As downtown Tampa and St. Pete grow and flourish, downtown Clearwater is being left in the dust.

People affiliated with the Church of Scientology are buying up huge chunks of downtown Clearwater. For the Church of Scientology's reported plan, they need all the property from Osceola Avenue west to Myrtle Avenue and from Drew Street south to Pierce Street.

Vacant lots and for sale signs pepper the landscape around downtown Clearwater. It's a sharp contrast to the pristine buildings owned by the Church of Scientology headquartered there.

But according to our partners at the Tampa Bay Times, the church, through anonymous partners, has been buying a number of these properties. They are telling city leaders they have big plans.

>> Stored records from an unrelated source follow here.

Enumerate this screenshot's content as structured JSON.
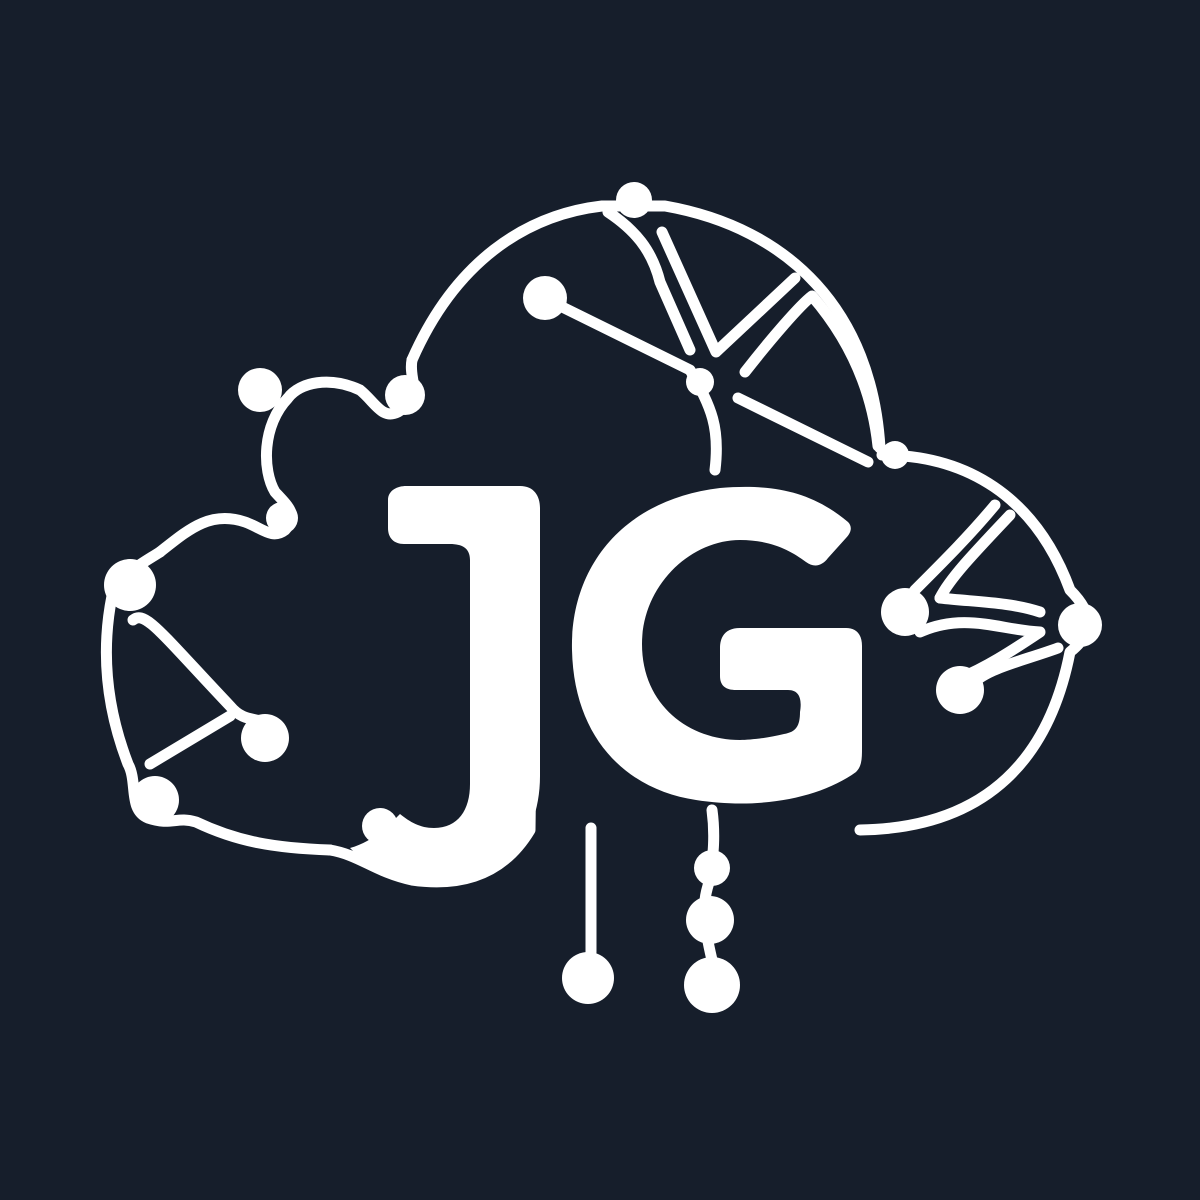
{
  "logo": {
    "monogram": "JG",
    "background_color": "#161E2B",
    "foreground_color": "#FFFFFF",
    "icon": "cloud-network-icon"
  }
}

Bill Horne is the Clearwater City Manager. "The church leadership has advised me that they want to make a contribution in achieving our retail goals in our downtown."

We contacted the Church of Scientology three different times today to get some sort of statement about its plans and did not receive one.

Leif Oskarsson has owned Signworx on Cleveland Street for two years. He has no issue with the Church helping the downtown to grow. "If it can bring more business down to the city and bring more retail space down here then that's a good thing. I don't see a negative thing about it."

But Bay Area realtor Lorraine Bennett grew up here. She's leary of the church owning so much of downtown, saying it's sometimes uncomfortable for people to come here. "Why do we need the church of Scientology to do that? Why doesn't the city of Clearwater use their own city planning to figure out how to make that work, kind of like they did in Downtown St. Pete?"

City Manager Bill Horne says they do have a master plan. "Clearwater has a plan, has an idea of what it would like to see done. We would like a variety of retail options for our citizens and our guests and we are interested in any partner who has some ideas on how to do that."

But Horne says while they welcome the ideas. The city, not the church, will take the lead in revitalizing downtown. "There is never any intent whatsoever to give that leadership role up to anybody."

The City Manager says he and members of city council plan to meet with church leadership next week. They will go over ideas for downtown.

He says once there is a more concrete plan it should be made public at a council meeting.